- 02-10-2015 20:30
- 21272
Milli Eğitim Bakanı, babacan tavrı, bilgi birikimi ve beyefendi kimliğiyle taraflı tarafsız herkesin taktirini toplayan sevimli bir adam…
Siyasetin kirli ilişkileriyle kirlenmeyen ender kişilerden biri!
Lakin son yaptığı icraat bu saydığımız niteliklerin hiçbirine uymuyor!
Birileri onu yanlış mı bilgilendirdi, yanlış mı yönlendirdi bilmiyoruz ama yaptığı yanlış çok büyük.
Batman’ın beklide gelmiş geçmiş en kolay ulaşılabilir Milli Eğitim Müdürünü, “kolay ulaşılamıyor” diye görevden aldı.
Siyasetle gelen siyasetle gider diyebilirsiniz ama bu öyle bir durum değil.
Ortada somut bir durum yok, yokuş diye önümüze sürülen sebeplere de karnımız tok!
Lakin ulaşılamaz müdür deniyor!
Mehmet Çelik Müdürü herkes tanıyor.
Halktan biri, koşturan, yorulan, çaba gösteren fark yaratan bir bürokrat!
Yok efendim bakan bey aramış da ulaşamamış…
Ne yani, bir müdürün arayan her numaraya cevap verme zorunluluğu mu varmış!

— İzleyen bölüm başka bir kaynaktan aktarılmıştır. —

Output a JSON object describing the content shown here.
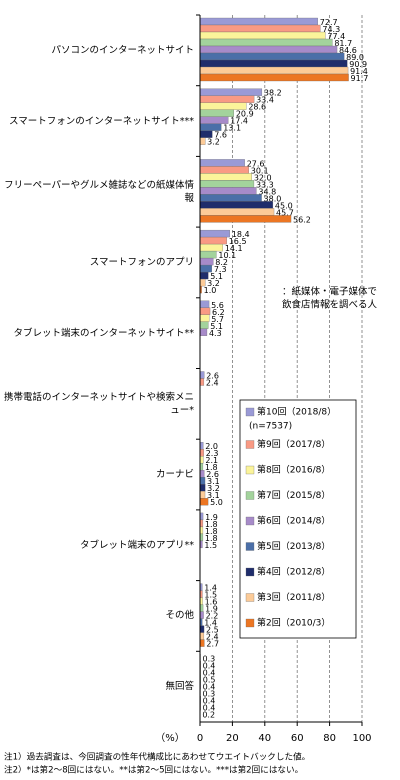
{
  "chart_data": {
    "type": "bar",
    "orientation": "horizontal",
    "categories": [
      "パソコンのインターネットサイト",
      "スマートフォンのインターネットサイト***",
      "フリーペーパーやグルメ雑誌などの紙媒体情報",
      "スマートフォンのアプリ",
      "タブレット端末のインターネットサイト**",
      "携帯電話のインターネットサイトや検索メニュー*",
      "カーナビ",
      "タブレット端末のアプリ**",
      "その他",
      "無回答"
    ],
    "series": [
      {
        "name": "第10回（2018/8）",
        "color": "#9a9ad6",
        "values": [
          72.7,
          38.2,
          27.6,
          18.4,
          5.6,
          2.6,
          2.0,
          1.9,
          1.4,
          0.3
        ],
        "value_labels": [
          "72.7",
          "38.2",
          "27.6",
          "18.4",
          "5.6",
          "2.6",
          "2.0",
          "1.9",
          "1.4",
          "0.3"
        ]
      },
      {
        "name": "第9回（2017/8）",
        "color": "#f99a84",
        "values": [
          74.3,
          33.4,
          30.1,
          16.5,
          6.2,
          2.4,
          2.3,
          1.8,
          1.5,
          0.4
        ],
        "value_labels": [
          "74.3",
          "33.4",
          "30.1",
          "16.5",
          "6.2",
          "2.4",
          "2.3",
          "1.8",
          "1.5",
          "0.4"
        ]
      },
      {
        "name": "第8回（2016/8）",
        "color": "#fbf49a",
        "values": [
          77.4,
          28.6,
          32.0,
          14.1,
          5.7,
          null,
          2.1,
          1.8,
          1.6,
          0.4
        ],
        "value_labels": [
          "77.4",
          "28.6",
          "32.0",
          "14.1",
          "5.7",
          null,
          "2.1",
          "1.8",
          "1.6",
          "0.4"
        ]
      },
      {
        "name": "第7回（2015/8）",
        "color": "#a3d39c",
        "values": [
          81.7,
          20.9,
          33.3,
          10.1,
          5.1,
          null,
          1.8,
          1.8,
          1.9,
          0.5
        ],
        "value_labels": [
          "81.7",
          "20.9",
          "33.3",
          "10.1",
          "5.1",
          null,
          "1.8",
          "1.8",
          "1.9",
          "0.5"
        ]
      },
      {
        "name": "第6回（2014/8）",
        "color": "#a78bc9",
        "values": [
          84.6,
          17.4,
          34.8,
          8.2,
          4.3,
          null,
          2.6,
          1.5,
          2.2,
          0.4
        ],
        "value_labels": [
          "84.6",
          "17.4",
          "34.8",
          "8.2",
          "4.3",
          null,
          "2.6",
          "1.5",
          "2.2",
          "0.4"
        ]
      },
      {
        "name": "第5回（2013/8）",
        "color": "#4b6fa8",
        "values": [
          89.0,
          13.1,
          38.0,
          7.3,
          null,
          null,
          3.1,
          null,
          1.4,
          0.3
        ],
        "value_labels": [
          "89.0",
          "13.1",
          "38.0",
          "7.3",
          null,
          null,
          "3.1",
          null,
          "1.4",
          "0.3"
        ]
      },
      {
        "name": "第4回（2012/8）",
        "color": "#1f2d6b",
        "values": [
          90.9,
          7.6,
          45.0,
          5.1,
          null,
          null,
          3.2,
          null,
          2.5,
          0.4
        ],
        "value_labels": [
          "90.9",
          "7.6",
          "45.0",
          "5.1",
          null,
          null,
          "3.2",
          null,
          "2.5",
          "0.4"
        ]
      },
      {
        "name": "第3回（2011/8）",
        "color": "#fccb98",
        "values": [
          91.4,
          3.2,
          45.7,
          3.2,
          null,
          null,
          3.1,
          null,
          2.4,
          0.4
        ],
        "value_labels": [
          "91.4",
          "3.2",
          "45.7",
          "3.2",
          null,
          null,
          "3.1",
          null,
          "2.4",
          "0.4"
        ]
      },
      {
        "name": "第2回（2010/3）",
        "color": "#ec7623",
        "values": [
          91.7,
          null,
          56.2,
          1.0,
          null,
          null,
          5.0,
          null,
          2.7,
          0.2
        ],
        "value_labels": [
          "91.7",
          null,
          "56.2",
          "1.0",
          null,
          null,
          "5.0",
          null,
          "2.7",
          "0.2"
        ]
      }
    ],
    "legend_note": "(n=7537)",
    "xlim": [
      0,
      100
    ],
    "xticks": [
      0,
      20,
      40,
      60,
      80,
      100
    ],
    "xlabel": "（%）",
    "grid": true,
    "annotation": [
      "：紙媒体・電子媒体で",
      "飲食店情報を調べる人"
    ],
    "notes": [
      "注1）過去調査は、今回調査の性年代構成比にあわせてウエイトバックした値。",
      "注2）*は第2～8回にはない。**は第2～5回にはない。***は第2回にはない。"
    ]
  }
}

Zaten eğitim öğretim döneminin en yoğun olduğu günlerde her çalan telefonu cevaplıya biliyorsa, bu adam iş yapmıyor demektir.
Klimalı odasında oturup ense yapıyor demektir. Neymiş efendim bakan bey, aramış da cevap verilmemiş.
Bakan bey, siz özel numaranızı il müdürlerinize verdiniz de mi onlar numaranızı tanısın?
O da ayrı bir muamma… İl Milli Eğitim Müdürünün sizin numaranızı bilmiyor olması onun değil, sizin ve üst yönetiminizin kusuru.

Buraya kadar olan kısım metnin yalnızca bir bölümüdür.